Law Society of B.C. Approves Major Changes in Regulation of Legal Services

In a news release dated today, the Law Society of British Columbia has announced approval in principal of three recommendations made in the final report of the Legal Service Providers Task Force, to wit:

  • The Law Society and the Society of Notaries Public of British Columbia seek to merge regulatory operations.
  • That a program be created by which the legal regulator provide paralegals who have met specific, prescribed education and/or training standards with a certificate that would allow them to be held out as “certified paralegals.”
  • That the Law Society develop a regulatory framework by which other providers of legal services could provide credentialed and regulated legal services in the public interest.

The benchers’ support for the recommendations was unanimous.

Law society regulation of paralegals has precedent in Ontario, but the opening of a door to “other providers of legal services” is a step into new territory for Canada.

This is approval in principle, it should be repeated, and there will need to be considerable work on details before actual regulations can be promulgated.

[Hat tip: Malcolm Mercer via the Canadian Legal Ethics email list]


  1. If my feedback paper (47 pages) to the LSBC’s Legal Services Providers Task Force’s Interim Report (July 12, 2013), made any impression, it doesn’t show in their Final Report. The theme of my paper is that unless law societies solve the, “access to justice, unaffordable legal services causing lawyers to be short of clients problem,” they will never have a persuasive answer to the argument that the resulting conflict of interest should bar them from being the regulators of non-lawyer providers of legal services.

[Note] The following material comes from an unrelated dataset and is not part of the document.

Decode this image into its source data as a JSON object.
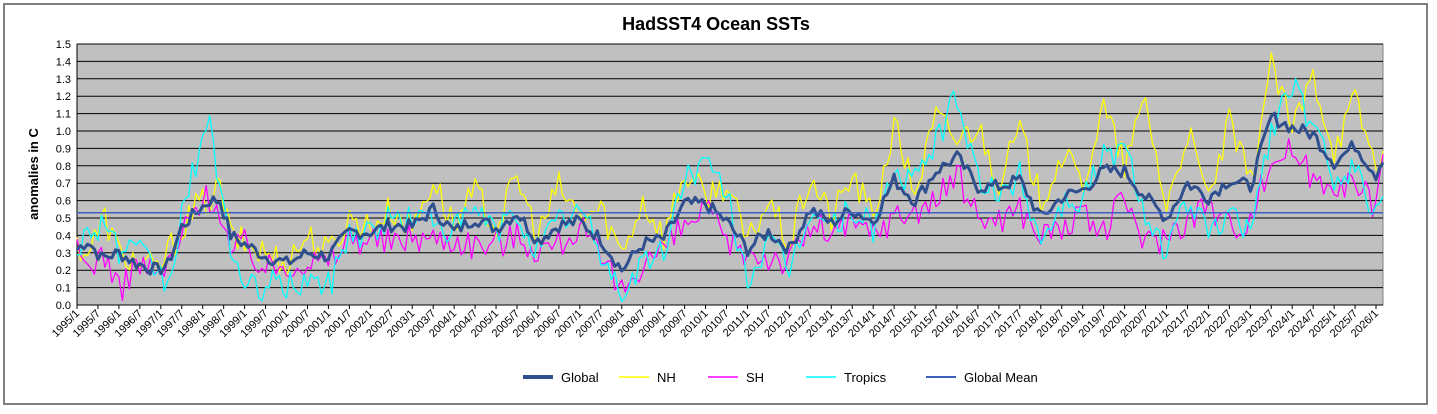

    My “Conclusion” states:
    “To argue persuasively that a law society in Canada should be the single regulator of all providers of legal services requires that, that law society solve the problem as to legal services not being available to the population at reasonable cost. Similarly, the progress of the loss of self-regulation by Canada’s law societies can best be resisted by solving that same problem. That problem and its solution have not been entered into the self-regulation debate, which in itself is an argument with which to rebut all that has been written in favour of removing self-regulation. But, law societies will not have that appearance of credibility and reliability necessary to be persuasive in arguing that they should be given the power to regulate the provision of legal services by other professions until they do solve that problem. When they do have that power, their functions will be more necessary to the communities they serve. In turn, their position in the self-regulation debate will be made stronger. But if they take on the power to regulate other professions without having solved the problem, when the government steps in to again make legal services available at reasonable cost, the arguments in favour of removing self-regulation will be much stronger. If law societies cannot regulate their own profession, all the more persuasive is the argument that they cannot regulate any aspect of anyone else’s profession.

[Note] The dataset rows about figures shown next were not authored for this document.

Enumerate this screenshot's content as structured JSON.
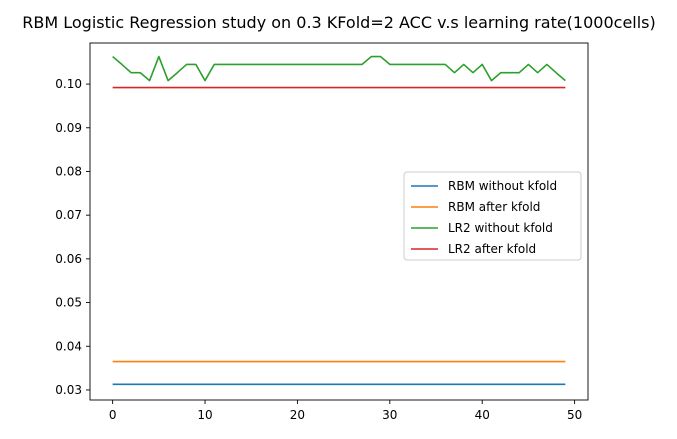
{
  "chart_data": {
    "type": "line",
    "title": "RBM Logistic Regression study on 0.3 KFold=2 ACC v.s learning rate(1000cells)",
    "xlabel": "",
    "ylabel": "",
    "xlim": [
      -2.45,
      51.45
    ],
    "ylim": [
      0.0277,
      0.1094
    ],
    "xticks": [
      0,
      10,
      20,
      30,
      40,
      50
    ],
    "yticks": [
      0.03,
      0.04,
      0.05,
      0.06,
      0.07,
      0.08,
      0.09,
      0.1
    ],
    "ytick_labels": [
      "0.03",
      "0.04",
      "0.05",
      "0.06",
      "0.07",
      "0.08",
      "0.09",
      "0.10"
    ],
    "grid": false,
    "legend_position": "center-right",
    "series": [
      {
        "name": "RBM without kfold",
        "color": "#1f77b4",
        "x": [
          0,
          49
        ],
        "y": [
          0.0313,
          0.0313
        ]
      },
      {
        "name": "RBM after kfold",
        "color": "#ff7f0e",
        "x": [
          0,
          49
        ],
        "y": [
          0.0365,
          0.0365
        ]
      },
      {
        "name": "LR2 without kfold",
        "color": "#2ca02c",
        "x": [
          0,
          1,
          2,
          3,
          4,
          5,
          6,
          7,
          8,
          9,
          10,
          11,
          12,
          13,
          14,
          15,
          16,
          17,
          18,
          19,
          20,
          21,
          22,
          23,
          24,
          25,
          26,
          27,
          28,
          29,
          30,
          31,
          32,
          33,
          34,
          35,
          36,
          37,
          38,
          39,
          40,
          41,
          42,
          43,
          44,
          45,
          46,
          47,
          48,
          49
        ],
        "y": [
          0.1063,
          0.1045,
          0.1026,
          0.1026,
          0.1008,
          0.1063,
          0.1008,
          0.1026,
          0.1045,
          0.1045,
          0.1008,
          0.1045,
          0.1045,
          0.1045,
          0.1045,
          0.1045,
          0.1045,
          0.1045,
          0.1045,
          0.1045,
          0.1045,
          0.1045,
          0.1045,
          0.1045,
          0.1045,
          0.1045,
          0.1045,
          0.1045,
          0.1063,
          0.1063,
          0.1045,
          0.1045,
          0.1045,
          0.1045,
          0.1045,
          0.1045,
          0.1045,
          0.1026,
          0.1045,
          0.1026,
          0.1045,
          0.1008,
          0.1026,
          0.1026,
          0.1026,
          0.1045,
          0.1026,
          0.1045,
          0.1026,
          0.1008
        ]
      },
      {
        "name": "LR2 after kfold",
        "color": "#d62728",
        "x": [
          0,
          49
        ],
        "y": [
          0.0992,
          0.0992
        ]
      }
    ]
  }
}
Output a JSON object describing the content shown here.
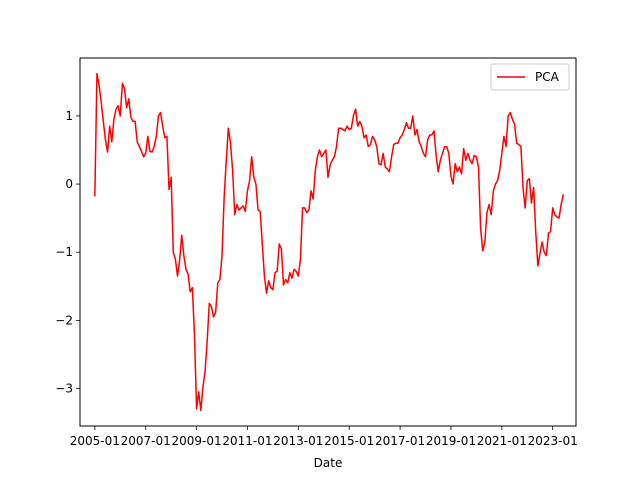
{
  "chart_data": {
    "type": "line",
    "title": "",
    "xlabel": "Date",
    "ylabel": "",
    "x_ticks": [
      "2005-01",
      "2007-01",
      "2009-01",
      "2011-01",
      "2013-01",
      "2015-01",
      "2017-01",
      "2019-01",
      "2021-01",
      "2023-01"
    ],
    "y_ticks": [
      "−3",
      "−2",
      "−1",
      "0",
      "1"
    ],
    "xlim": [
      "2004-06",
      "2023-12"
    ],
    "ylim": [
      -3.55,
      1.85
    ],
    "grid": false,
    "legend": {
      "position": "top-right",
      "entries": [
        "PCA"
      ]
    },
    "series": [
      {
        "name": "PCA",
        "color": "#ff0000",
        "points": [
          [
            "2005-01",
            -0.18
          ],
          [
            "2005-02",
            1.62
          ],
          [
            "2005-03",
            1.45
          ],
          [
            "2005-04",
            1.2
          ],
          [
            "2005-05",
            0.92
          ],
          [
            "2005-06",
            0.65
          ],
          [
            "2005-07",
            0.47
          ],
          [
            "2005-08",
            0.85
          ],
          [
            "2005-09",
            0.62
          ],
          [
            "2005-10",
            0.95
          ],
          [
            "2005-11",
            1.1
          ],
          [
            "2005-12",
            1.15
          ],
          [
            "2006-01",
            1.0
          ],
          [
            "2006-02",
            1.48
          ],
          [
            "2006-03",
            1.4
          ],
          [
            "2006-04",
            1.12
          ],
          [
            "2006-05",
            1.25
          ],
          [
            "2006-06",
            0.98
          ],
          [
            "2006-07",
            0.92
          ],
          [
            "2006-08",
            0.92
          ],
          [
            "2006-09",
            0.62
          ],
          [
            "2006-10",
            0.55
          ],
          [
            "2006-11",
            0.48
          ],
          [
            "2006-12",
            0.4
          ],
          [
            "2007-01",
            0.45
          ],
          [
            "2007-02",
            0.7
          ],
          [
            "2007-03",
            0.48
          ],
          [
            "2007-04",
            0.47
          ],
          [
            "2007-05",
            0.55
          ],
          [
            "2007-06",
            0.7
          ],
          [
            "2007-07",
            1.0
          ],
          [
            "2007-08",
            1.05
          ],
          [
            "2007-09",
            0.85
          ],
          [
            "2007-10",
            0.68
          ],
          [
            "2007-11",
            0.7
          ],
          [
            "2007-12",
            -0.08
          ],
          [
            "2008-01",
            0.1
          ],
          [
            "2008-02",
            -1.0
          ],
          [
            "2008-03",
            -1.1
          ],
          [
            "2008-04",
            -1.35
          ],
          [
            "2008-05",
            -1.12
          ],
          [
            "2008-06",
            -0.75
          ],
          [
            "2008-07",
            -1.05
          ],
          [
            "2008-08",
            -1.25
          ],
          [
            "2008-09",
            -1.32
          ],
          [
            "2008-10",
            -1.58
          ],
          [
            "2008-11",
            -1.52
          ],
          [
            "2008-12",
            -2.2
          ],
          [
            "2009-01",
            -3.3
          ],
          [
            "2009-02",
            -3.05
          ],
          [
            "2009-03",
            -3.32
          ],
          [
            "2009-04",
            -2.98
          ],
          [
            "2009-05",
            -2.75
          ],
          [
            "2009-06",
            -2.3
          ],
          [
            "2009-07",
            -1.75
          ],
          [
            "2009-08",
            -1.8
          ],
          [
            "2009-09",
            -1.95
          ],
          [
            "2009-10",
            -1.88
          ],
          [
            "2009-11",
            -1.45
          ],
          [
            "2009-12",
            -1.4
          ],
          [
            "2010-01",
            -1.05
          ],
          [
            "2010-02",
            -0.2
          ],
          [
            "2010-03",
            0.35
          ],
          [
            "2010-04",
            0.82
          ],
          [
            "2010-05",
            0.6
          ],
          [
            "2010-06",
            0.2
          ],
          [
            "2010-07",
            -0.45
          ],
          [
            "2010-08",
            -0.3
          ],
          [
            "2010-09",
            -0.38
          ],
          [
            "2010-10",
            -0.35
          ],
          [
            "2010-11",
            -0.32
          ],
          [
            "2010-12",
            -0.4
          ],
          [
            "2011-01",
            -0.1
          ],
          [
            "2011-02",
            0.05
          ],
          [
            "2011-03",
            0.4
          ],
          [
            "2011-04",
            0.1
          ],
          [
            "2011-05",
            0.0
          ],
          [
            "2011-06",
            -0.38
          ],
          [
            "2011-07",
            -0.4
          ],
          [
            "2011-08",
            -0.88
          ],
          [
            "2011-09",
            -1.35
          ],
          [
            "2011-10",
            -1.6
          ],
          [
            "2011-11",
            -1.42
          ],
          [
            "2011-12",
            -1.52
          ],
          [
            "2012-01",
            -1.55
          ],
          [
            "2012-02",
            -1.3
          ],
          [
            "2012-03",
            -1.28
          ],
          [
            "2012-04",
            -0.88
          ],
          [
            "2012-05",
            -0.95
          ],
          [
            "2012-06",
            -1.48
          ],
          [
            "2012-07",
            -1.4
          ],
          [
            "2012-08",
            -1.45
          ],
          [
            "2012-09",
            -1.3
          ],
          [
            "2012-10",
            -1.38
          ],
          [
            "2012-11",
            -1.25
          ],
          [
            "2012-12",
            -1.28
          ],
          [
            "2013-01",
            -1.35
          ],
          [
            "2013-02",
            -1.1
          ],
          [
            "2013-03",
            -0.35
          ],
          [
            "2013-04",
            -0.35
          ],
          [
            "2013-05",
            -0.42
          ],
          [
            "2013-06",
            -0.38
          ],
          [
            "2013-07",
            -0.1
          ],
          [
            "2013-08",
            -0.22
          ],
          [
            "2013-09",
            0.2
          ],
          [
            "2013-10",
            0.4
          ],
          [
            "2013-11",
            0.5
          ],
          [
            "2013-12",
            0.4
          ],
          [
            "2014-01",
            0.45
          ],
          [
            "2014-02",
            0.5
          ],
          [
            "2014-03",
            0.1
          ],
          [
            "2014-04",
            0.28
          ],
          [
            "2014-05",
            0.35
          ],
          [
            "2014-06",
            0.4
          ],
          [
            "2014-07",
            0.55
          ],
          [
            "2014-08",
            0.82
          ],
          [
            "2014-09",
            0.82
          ],
          [
            "2014-10",
            0.8
          ],
          [
            "2014-11",
            0.78
          ],
          [
            "2014-12",
            0.85
          ],
          [
            "2015-01",
            0.8
          ],
          [
            "2015-02",
            0.82
          ],
          [
            "2015-03",
            1.0
          ],
          [
            "2015-04",
            1.1
          ],
          [
            "2015-05",
            0.85
          ],
          [
            "2015-06",
            0.92
          ],
          [
            "2015-07",
            0.85
          ],
          [
            "2015-08",
            0.68
          ],
          [
            "2015-09",
            0.72
          ],
          [
            "2015-10",
            0.55
          ],
          [
            "2015-11",
            0.58
          ],
          [
            "2015-12",
            0.7
          ],
          [
            "2016-01",
            0.65
          ],
          [
            "2016-02",
            0.55
          ],
          [
            "2016-03",
            0.3
          ],
          [
            "2016-04",
            0.28
          ],
          [
            "2016-05",
            0.45
          ],
          [
            "2016-06",
            0.25
          ],
          [
            "2016-07",
            0.22
          ],
          [
            "2016-08",
            0.18
          ],
          [
            "2016-09",
            0.4
          ],
          [
            "2016-10",
            0.58
          ],
          [
            "2016-11",
            0.6
          ],
          [
            "2016-12",
            0.6
          ],
          [
            "2017-01",
            0.68
          ],
          [
            "2017-02",
            0.72
          ],
          [
            "2017-03",
            0.8
          ],
          [
            "2017-04",
            0.9
          ],
          [
            "2017-05",
            0.82
          ],
          [
            "2017-06",
            0.82
          ],
          [
            "2017-07",
            1.0
          ],
          [
            "2017-08",
            0.72
          ],
          [
            "2017-09",
            0.8
          ],
          [
            "2017-10",
            0.62
          ],
          [
            "2017-11",
            0.55
          ],
          [
            "2017-12",
            0.45
          ],
          [
            "2018-01",
            0.4
          ],
          [
            "2018-02",
            0.65
          ],
          [
            "2018-03",
            0.72
          ],
          [
            "2018-04",
            0.72
          ],
          [
            "2018-05",
            0.78
          ],
          [
            "2018-06",
            0.42
          ],
          [
            "2018-07",
            0.18
          ],
          [
            "2018-08",
            0.35
          ],
          [
            "2018-09",
            0.45
          ],
          [
            "2018-10",
            0.55
          ],
          [
            "2018-11",
            0.55
          ],
          [
            "2018-12",
            0.45
          ],
          [
            "2019-01",
            0.12
          ],
          [
            "2019-02",
            0.0
          ],
          [
            "2019-03",
            0.3
          ],
          [
            "2019-04",
            0.18
          ],
          [
            "2019-05",
            0.25
          ],
          [
            "2019-06",
            0.15
          ],
          [
            "2019-07",
            0.52
          ],
          [
            "2019-08",
            0.35
          ],
          [
            "2019-09",
            0.45
          ],
          [
            "2019-10",
            0.35
          ],
          [
            "2019-11",
            0.3
          ],
          [
            "2019-12",
            0.42
          ],
          [
            "2020-01",
            0.4
          ],
          [
            "2020-02",
            0.25
          ],
          [
            "2020-03",
            -0.65
          ],
          [
            "2020-04",
            -0.98
          ],
          [
            "2020-05",
            -0.85
          ],
          [
            "2020-06",
            -0.42
          ],
          [
            "2020-07",
            -0.3
          ],
          [
            "2020-08",
            -0.45
          ],
          [
            "2020-09",
            -0.1
          ],
          [
            "2020-10",
            0.0
          ],
          [
            "2020-11",
            0.05
          ],
          [
            "2020-12",
            0.2
          ],
          [
            "2021-01",
            0.45
          ],
          [
            "2021-02",
            0.7
          ],
          [
            "2021-03",
            0.55
          ],
          [
            "2021-04",
            1.0
          ],
          [
            "2021-05",
            1.05
          ],
          [
            "2021-06",
            0.95
          ],
          [
            "2021-07",
            0.88
          ],
          [
            "2021-08",
            0.6
          ],
          [
            "2021-09",
            0.58
          ],
          [
            "2021-10",
            0.55
          ],
          [
            "2021-11",
            -0.05
          ],
          [
            "2021-12",
            -0.35
          ],
          [
            "2022-01",
            0.05
          ],
          [
            "2022-02",
            0.08
          ],
          [
            "2022-03",
            -0.28
          ],
          [
            "2022-04",
            -0.05
          ],
          [
            "2022-05",
            -0.7
          ],
          [
            "2022-06",
            -1.2
          ],
          [
            "2022-07",
            -1.02
          ],
          [
            "2022-08",
            -0.85
          ],
          [
            "2022-09",
            -1.0
          ],
          [
            "2022-10",
            -1.05
          ],
          [
            "2022-11",
            -0.72
          ],
          [
            "2022-12",
            -0.7
          ],
          [
            "2023-01",
            -0.35
          ],
          [
            "2023-02",
            -0.45
          ],
          [
            "2023-03",
            -0.48
          ],
          [
            "2023-04",
            -0.5
          ],
          [
            "2023-05",
            -0.3
          ],
          [
            "2023-06",
            -0.15
          ]
        ]
      }
    ]
  }
}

    “Decisions concerning: (1) the problem of unaffordable legal services and its consequences to the population; (2) the great power of instant and wide-spread communications provided by the internet, the social media, and the news media in dealing with those consequences; (3) the self-regulation debate; and, (4) all matters as significant as the regulation of the provision of legal services by other professions, should each be considered as to their impact upon the other three. To consider the one without considering the effect upon the others would be similar to a law society considering cost-cutting and reduction of its major programs without considering the resulting effect upon the reputation of that law society, and the resulting law society and legal profession that it will leave to future generations of lawyers.

    “Addendum: the Task Force’s Interim Report states (at p. 11): ‘… cost was not the primary factor that determined whether one chose to seek legal assistance or not.’ I disagree, … it would be a mistake if the law societies do not come to believe that the absence of affordable legal services is not a primary factor and the leading cause as to why the majority of the population has chosen not to use lawyers. If it were not, the great volume of literature that has been written about this “access to justice” problem since 2007 would not have been published, and the disturbingly high and increasing percentages of unrepresented litigants whom judges are warning are clogging their courts, would not be happening.”

    –Ken Chasse, LSUC & LSBC.

  2. In the recent past, LSBC’s references to paralegals have always been to paralegals employed by lawyers (and maybe corporations), not paralegals with their own practices, as in Ontario. Has that changed? Do the new proposals contemplate independent paralegals competing with lawyers within whatever areas of practice are allowed to them (and who decides what that is)?